S'il faut particulièrement insister sur le mot minimum, en parlant de cette demande globale de 7,5 % d'ici le 31 mars 2018, c'est que le front commun exigera que les employés de l'État bénéficient de l'équivalent de l'indice annuel d'inflation - ou d'un minimum de 1 % par année si celui-ci devait être en deçà de ce pourcentage.

En septembre, le taux annuel d'inflation semblait vouloir tourner autour de 1 % au Québec. Mais il pourrait être plus élevé d'ici la fin de l'année et devrait être sensiblement plus important l'an prochain et l'année suivante.

Voilà pourquoi certains, au sein du front commun, soulignent que la demande révisée, en tenant compte de l'indice d'inflation, s'élève en réalité à bien plus que 7,5 % sur trois ans.

Ce sera la première fois depuis la présentation de ses premières demandes, en octobre 2014, que le front commun déplace ses curseurs vers le bas. Jusqu'ici, il réclamait 4,5 % d'augmentation par an pendant trois ans, soit 13,5 % en tout.

Les offres de Québec: sur cinq ans

«J'attends avec impatience de voir la contre-proposition», a fait savoir mardi le président du Conseil du trésor, Martin Coiteux. Il a dit espérer «qu'elle soit sérieuse, raisonnable et conforme à la capacité de payer des Québécois».

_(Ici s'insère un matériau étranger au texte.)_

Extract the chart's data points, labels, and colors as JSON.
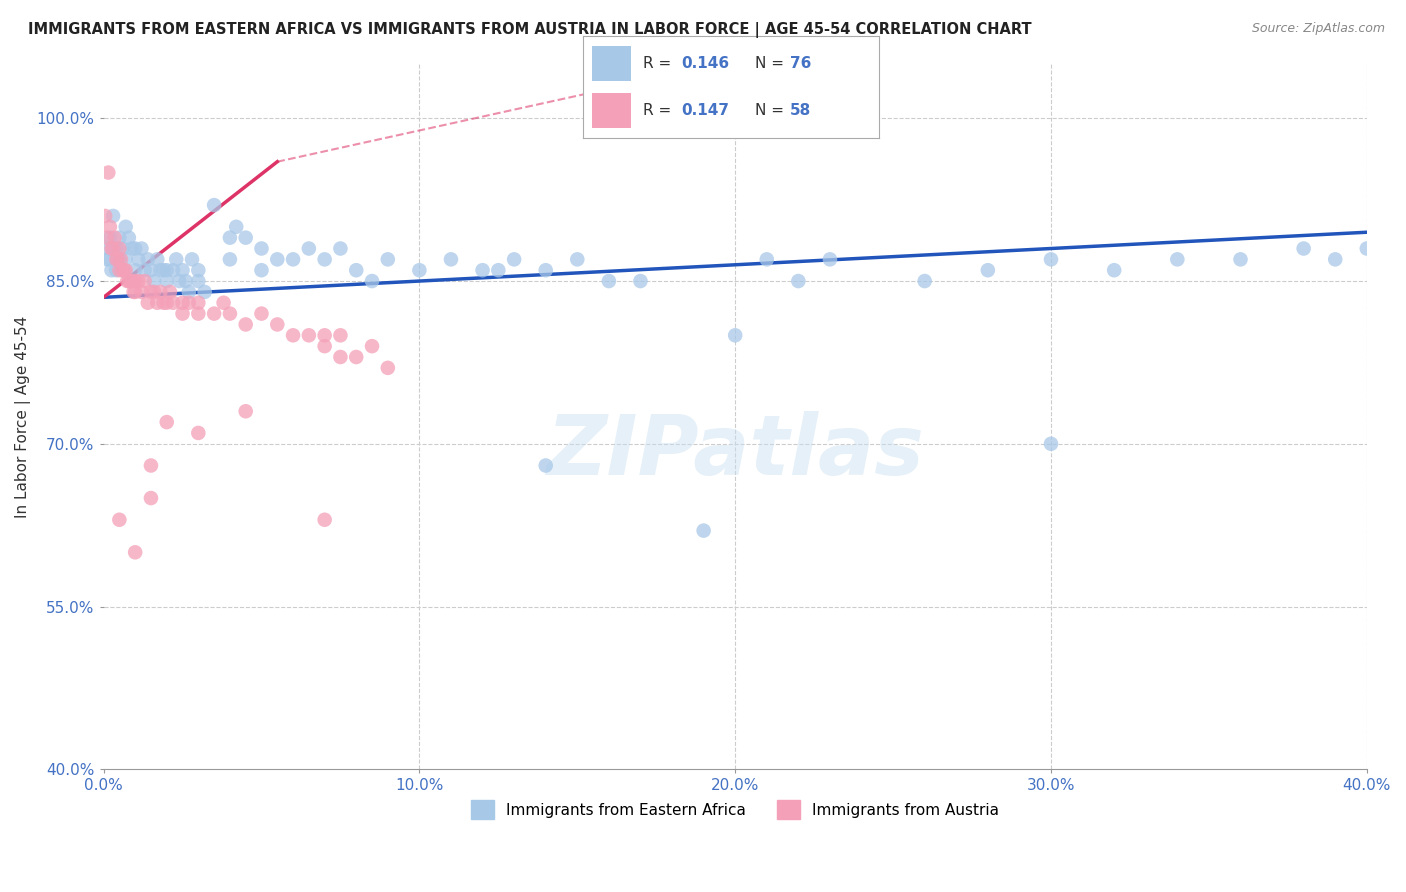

Il a fait valoir que le gouvernement a fait «un grand pas» en mettant 1,7 milliard $ de plus sur la table. Il a souligné qu'il «a fait passer les augmentations de 3 % à 5,3 % sur cinq ans» - en tenant compte du projet de «relativité salariale».

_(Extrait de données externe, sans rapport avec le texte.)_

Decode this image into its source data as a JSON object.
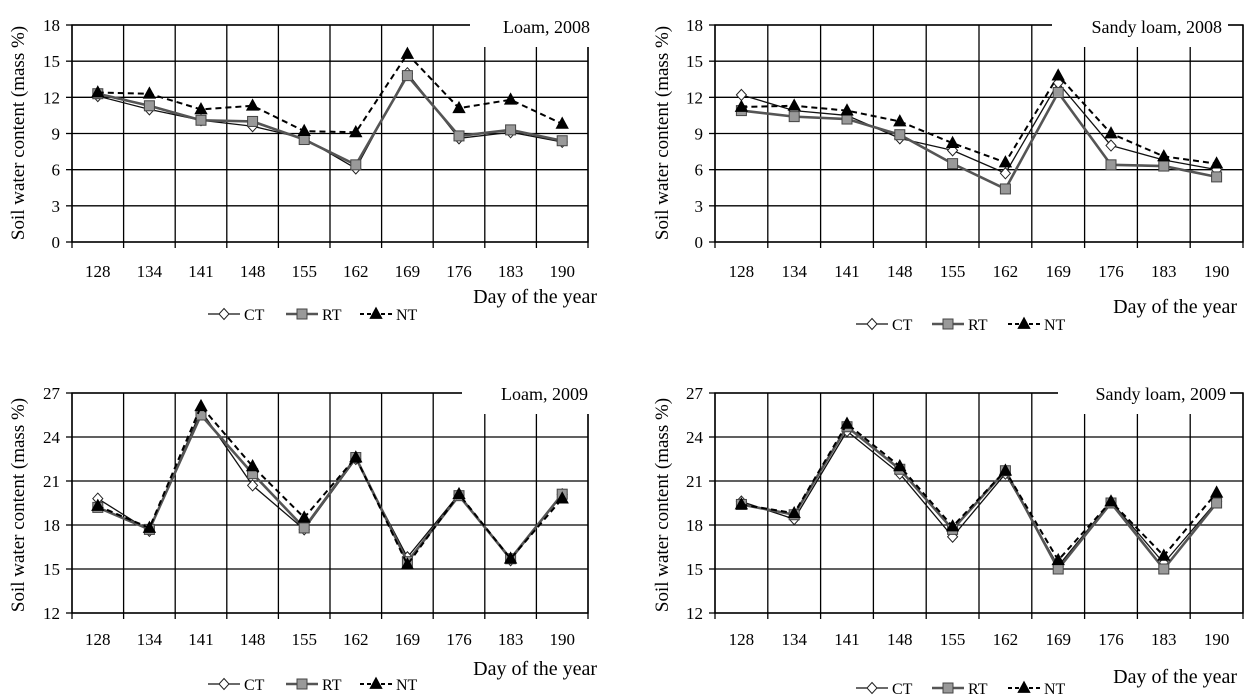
{
  "figure": {
    "x_label": "Day of the year",
    "y_label": "Soil water content (mass %)"
  },
  "legend_entries": [
    "CT",
    "RT",
    "NT"
  ],
  "chart_data": [
    {
      "type": "line",
      "title": "Loam, 2008",
      "xlabel": "Day of the year",
      "ylabel": "Soil water content (mass %)",
      "categories": [
        "128",
        "134",
        "141",
        "148",
        "155",
        "162",
        "169",
        "176",
        "183",
        "190"
      ],
      "ylim": [
        0,
        18
      ],
      "yticks": [
        0,
        3,
        6,
        9,
        12,
        15,
        18
      ],
      "grid": true,
      "series": [
        {
          "name": "CT",
          "values": [
            12.1,
            11.0,
            10.1,
            9.6,
            8.6,
            6.1,
            14.0,
            8.6,
            9.1,
            8.3
          ]
        },
        {
          "name": "RT",
          "values": [
            12.3,
            11.3,
            10.1,
            10.0,
            8.5,
            6.4,
            13.8,
            8.8,
            9.3,
            8.4
          ]
        },
        {
          "name": "NT",
          "values": [
            12.4,
            12.3,
            11.0,
            11.3,
            9.2,
            9.1,
            15.6,
            11.1,
            11.8,
            9.8
          ]
        }
      ]
    },
    {
      "type": "line",
      "title": "Sandy loam, 2008",
      "xlabel": "Day of the year",
      "ylabel": "Soil water content (mass %)",
      "categories": [
        "128",
        "134",
        "141",
        "148",
        "155",
        "162",
        "169",
        "176",
        "183",
        "190"
      ],
      "ylim": [
        0,
        18
      ],
      "yticks": [
        0,
        3,
        6,
        9,
        12,
        15,
        18
      ],
      "grid": true,
      "series": [
        {
          "name": "CT",
          "values": [
            12.2,
            10.9,
            10.5,
            8.6,
            7.6,
            5.7,
            13.2,
            8.0,
            6.8,
            6.0
          ]
        },
        {
          "name": "RT",
          "values": [
            10.9,
            10.4,
            10.2,
            8.9,
            6.5,
            4.4,
            12.4,
            6.4,
            6.3,
            5.4
          ]
        },
        {
          "name": "NT",
          "values": [
            11.2,
            11.3,
            10.9,
            10.0,
            8.2,
            6.6,
            13.8,
            9.0,
            7.1,
            6.5
          ]
        }
      ]
    },
    {
      "type": "line",
      "title": "Loam, 2009",
      "xlabel": "Day of the year",
      "ylabel": "Soil water content (mass %)",
      "categories": [
        "128",
        "134",
        "141",
        "148",
        "155",
        "162",
        "169",
        "176",
        "183",
        "190"
      ],
      "ylim": [
        12,
        27
      ],
      "yticks": [
        12,
        15,
        18,
        21,
        24,
        27
      ],
      "grid": true,
      "series": [
        {
          "name": "CT",
          "values": [
            19.8,
            17.6,
            25.8,
            20.7,
            17.7,
            22.5,
            15.8,
            20.1,
            15.6,
            20.1
          ]
        },
        {
          "name": "RT",
          "values": [
            19.2,
            17.7,
            25.5,
            21.5,
            17.8,
            22.6,
            15.5,
            20.0,
            15.7,
            20.1
          ]
        },
        {
          "name": "NT",
          "values": [
            19.3,
            17.8,
            26.1,
            22.0,
            18.5,
            22.6,
            15.3,
            20.1,
            15.7,
            19.8
          ]
        }
      ]
    },
    {
      "type": "line",
      "title": "Sandy loam, 2009",
      "xlabel": "Day of the year",
      "ylabel": "Soil water content (mass %)",
      "categories": [
        "128",
        "134",
        "141",
        "148",
        "155",
        "162",
        "169",
        "176",
        "183",
        "190"
      ],
      "ylim": [
        12,
        27
      ],
      "yticks": [
        12,
        15,
        18,
        21,
        24,
        27
      ],
      "grid": true,
      "series": [
        {
          "name": "CT",
          "values": [
            19.6,
            18.4,
            24.4,
            21.5,
            17.2,
            21.5,
            15.2,
            19.6,
            15.4,
            19.6
          ]
        },
        {
          "name": "RT",
          "values": [
            19.4,
            18.7,
            24.7,
            21.8,
            17.7,
            21.7,
            15.0,
            19.5,
            15.0,
            19.5
          ]
        },
        {
          "name": "NT",
          "values": [
            19.4,
            18.8,
            24.9,
            22.0,
            17.9,
            21.7,
            15.6,
            19.6,
            15.9,
            20.2
          ]
        }
      ]
    }
  ]
}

Le président du Conseil du trésor a aussi pris soin de noter que 40 % des employés de l'État gravissent des échelons salariaux et que ceux-ci «verront donc leur salaire augmenter en moyenne de 3,6 % par année, et cela, en sus des propositions gouvernementales».

Lundi, le premier ministre Philippe Couillard a indiqué que les négociations avec les syndicats des secteurs public et parapublic se poursuivront tant qu'elles pourront progresser. Il a affirmé du même souffle qu'elles ne pourront s'éterniser.

«Je ne pense pas qu'on peut aller très loin dans l'année 2016 sans que cette question soit résolue», a-t-il déclaré, laissant planer la menace d'une loi spéciale si les parties ne parviennent pas à s'entendre d'ici quelques semaines.